Now, the one piece of the puzzle that undermines my argument here is
inclusion_tag, which provides a 'takes_context' argument, providing
precedent. I'm also hamstrung by the fact that I don't have a good
counterproposal.
To that end, I'm willing to be practical and concede that adding
takes_context would at the very least be consistent, even if it still
fails to hit a large range of test cases.
However, this is orthogonal to #14262, because of the inability to
define a tag that is assigned to an arbitrary context variable that I
mentioned earlier. There is also the broader (and completely nebulous)
proposal regarding making tag parsers easier to write. That's a *much*
bigger can of worms.
However, as with all things, I'm also interested in hearing community opinion.
Yours,
Russ Magee %-)
As an example of what I'm talking about -- #14262 is a manifestation
of a use case that is undeniably simple: "get_function() as var". This
pattern is used in several places in Django's own codebase.
To that end, I'm willing to be practical and concede that adding takes_context would at the very least be consistent, even if it still fails to hit a large range of test cases.
There is also the broader (and completely nebulous)
proposal regarding making tag parsers easier to write.

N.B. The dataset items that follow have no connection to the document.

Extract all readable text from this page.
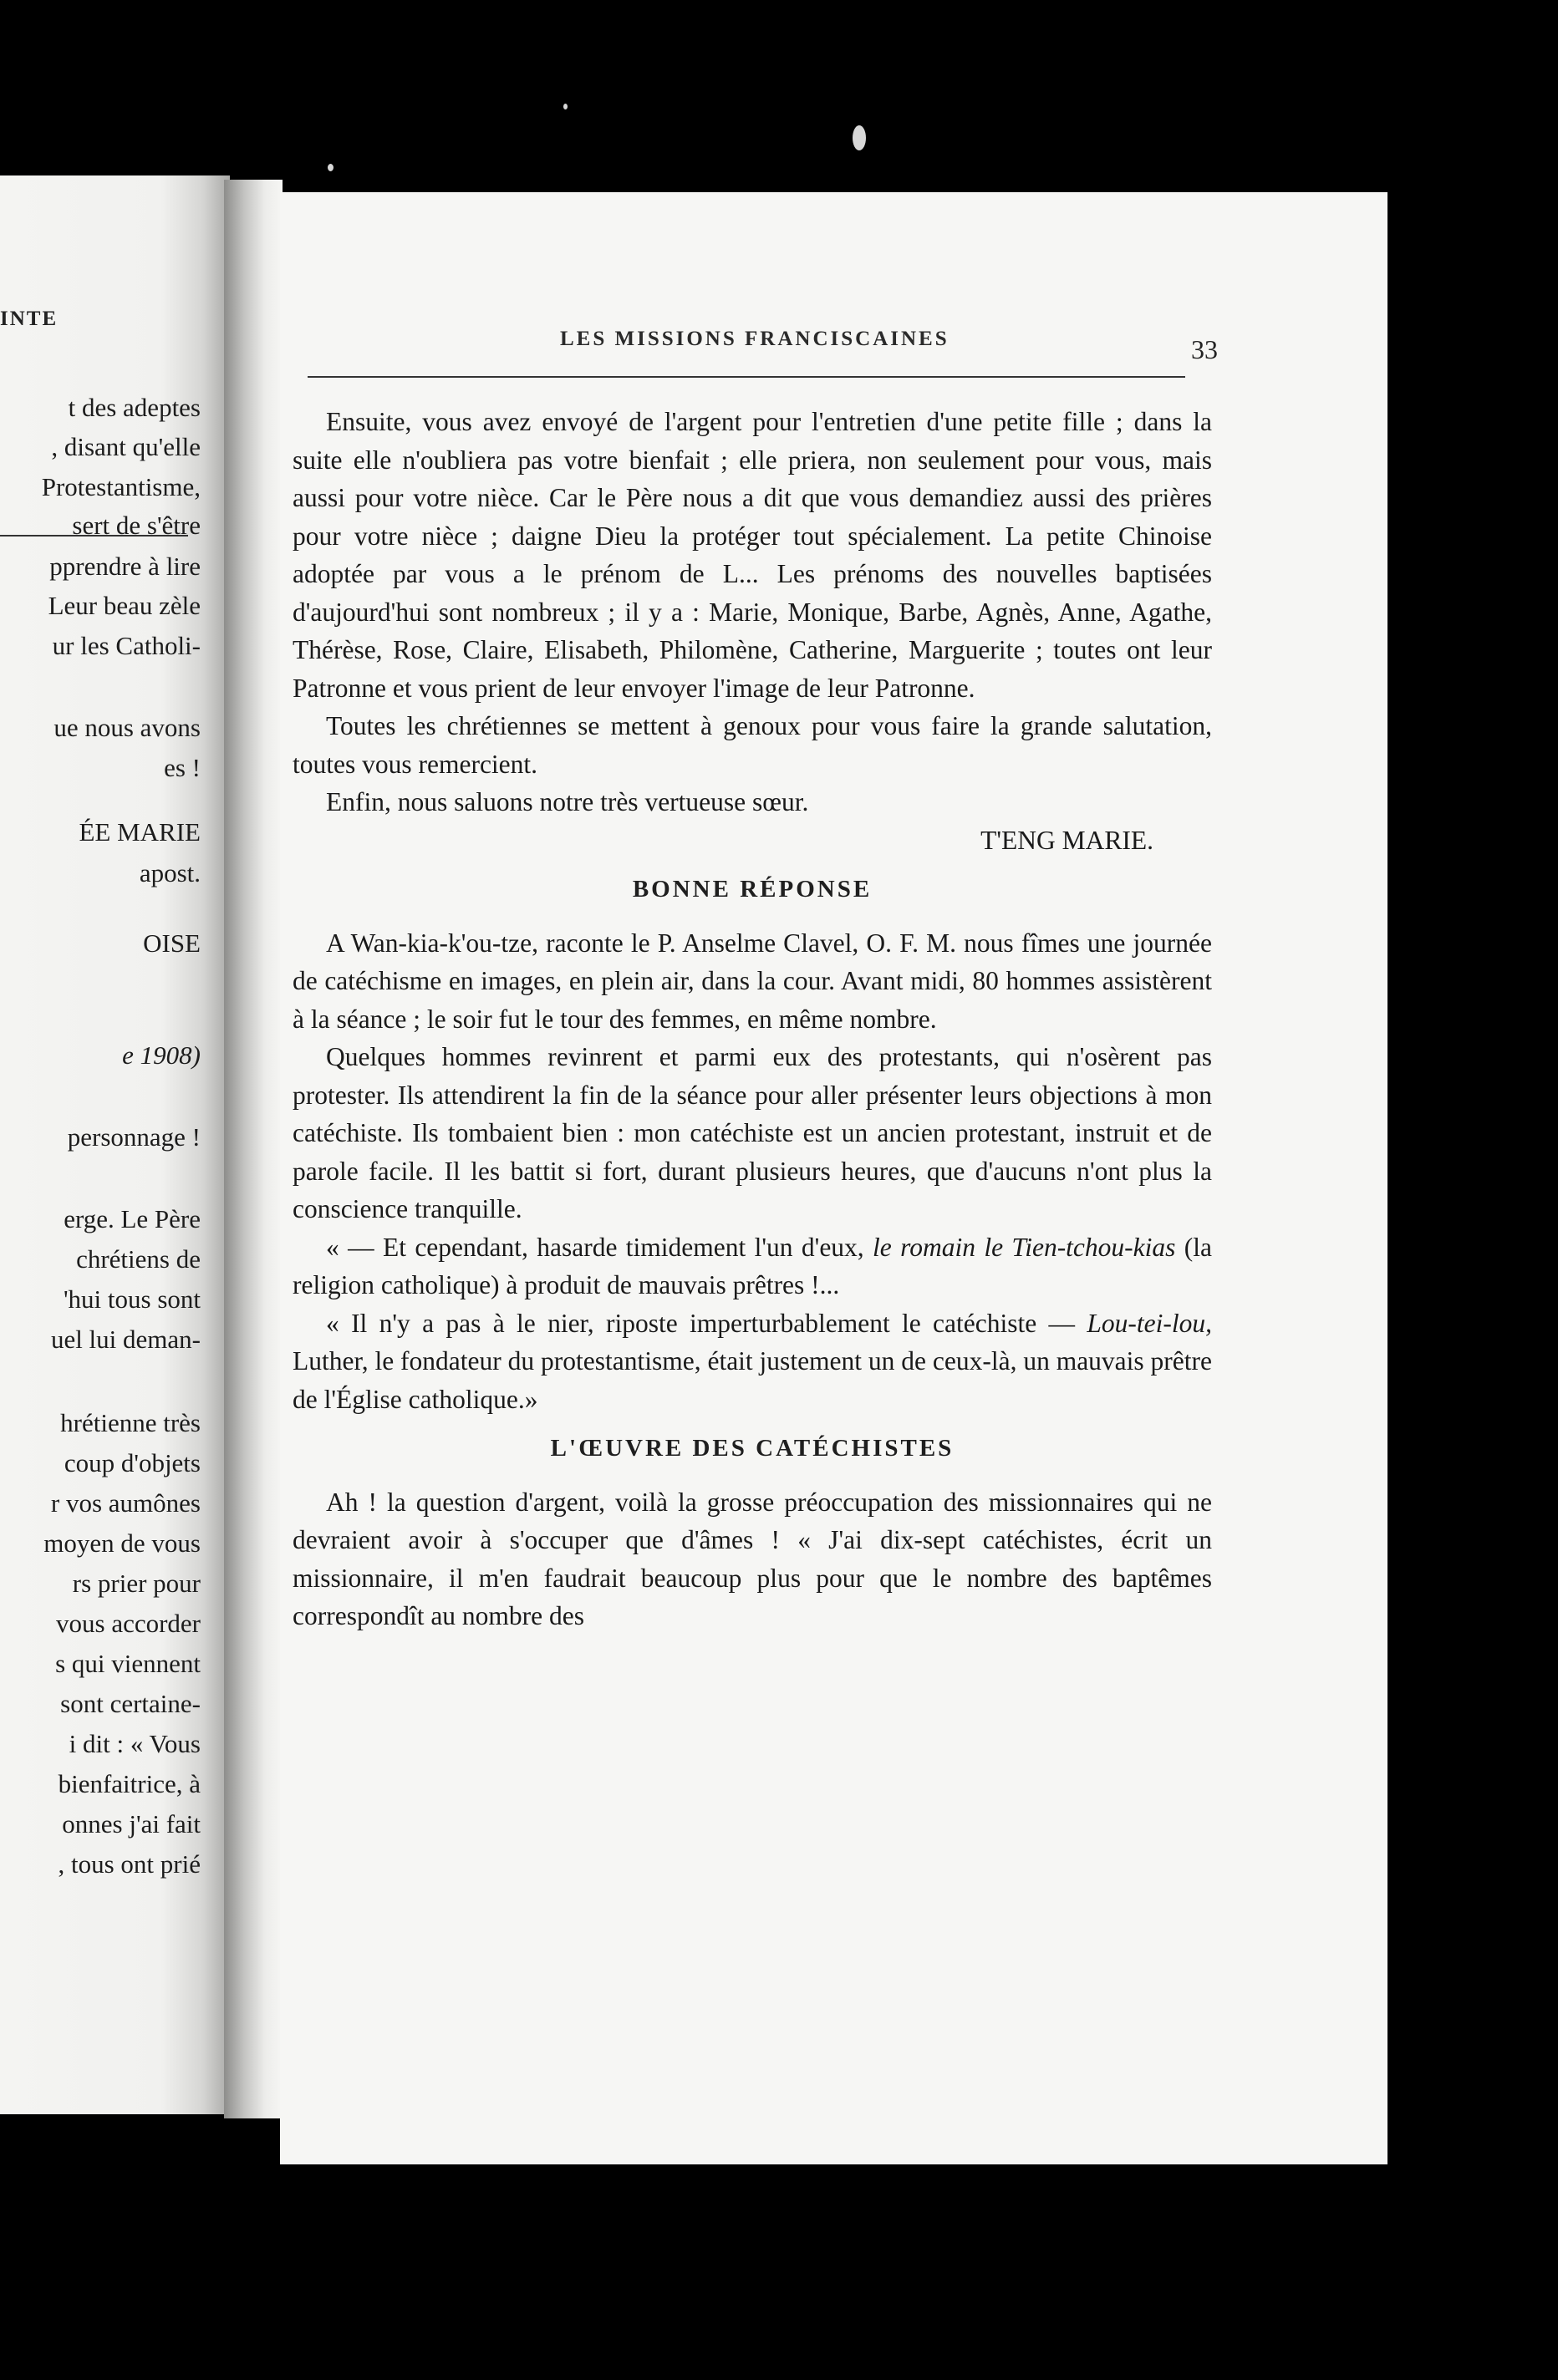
INTE
t des adeptes
, disant qu'elle
Protestantisme,
sert de s'être
pprendre à lire
Leur beau zèle
ur les Catholi-
ue nous avons
es !
ÉE MARIE
apost.
OISE
e 1908)
personnage !
erge. Le Père
chrétiens de
'hui tous sont
uel lui deman-
hrétienne très
coup d'objets
r vos aumônes
moyen de vous
rs prier pour
vous accorder
s qui viennent
sont certaine-
i dit : « Vous
bienfaitrice, à
onnes j'ai fait
, tous ont prié
LES MISSIONS FRANCISCAINES	33

Ensuite, vous avez envoyé de l'argent pour l'entretien d'une petite fille ; dans la suite elle n'oubliera pas votre bienfait ; elle priera, non seulement pour vous, mais aussi pour votre nièce. Car le Père nous a dit que vous demandiez aussi des prières pour votre nièce ; daigne Dieu la protéger tout spécialement. La petite Chinoise adoptée par vous a le prénom de L... Les prénoms des nouvelles baptisées d'aujourd'hui sont nombreux ; il y a : Marie, Monique, Barbe, Agnès, Anne, Agathe, Thérèse, Rose, Claire, Elisabeth, Philomène, Catherine, Marguerite ; toutes ont leur Patronne et vous prient de leur envoyer l'image de leur Patronne.

Toutes les chrétiennes se mettent à genoux pour vous faire la grande salutation, toutes vous remercient.

Enfin, nous saluons notre très vertueuse sœur.

T'ENG MARIE.

BONNE RÉPONSE

A Wan-kia-k'ou-tze, raconte le P. Anselme Clavel, O. F. M. nous fîmes une journée de catéchisme en images, en plein air, dans la cour. Avant midi, 80 hommes assistèrent à la séance ; le soir fut le tour des femmes, en même nombre.

Quelques hommes revinrent et parmi eux des protestants, qui n'osèrent pas protester. Ils attendirent la fin de la séance pour aller présenter leurs objections à mon catéchiste. Ils tombaient bien : mon catéchiste est un ancien protestant, instruit et de parole facile. Il les battit si fort, durant plusieurs heures, que d'aucuns n'ont plus la conscience tranquille.

« — Et cependant, hasarde timidement l'un d'eux, le romain le Tien-tchou-kias (la religion catholique) à produit de mauvais prêtres !...

« Il n'y a pas à le nier, riposte imperturbablement le catéchiste — Lou-tei-lou, Luther, le fondateur du protestantisme, était justement un de ceux-là, un mauvais prêtre de l'Église catholique.»

L'ŒUVRE DES CATÉCHISTES

Ah ! la question d'argent, voilà la grosse préoccupation des missionnaires qui ne devraient avoir à s'occuper que d'âmes ! « J'ai dix-sept catéchistes, écrit un missionnaire, il m'en faudrait beaucoup plus pour que le nombre des baptêmes correspondît au nombre des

That's a *much*
bigger can of worms.
What you've described is essentially what the current proposal *is* -
i.e., add takes_context to context_tag (#1105), but also add a
`get_function() as var` shortcut (#14262). The exact color of #14262
hasn't been picked, but assignment_tag is as good as any I've heard.
Yours,
Russ Magee %-)
I'm only one voice, but I'm *really* not a fan of decorators changing
function signatures like that. I don't deny it works; it just grates
me the wrong way.
I've already indicated my preferred approach -- consistency with inclusion_tag.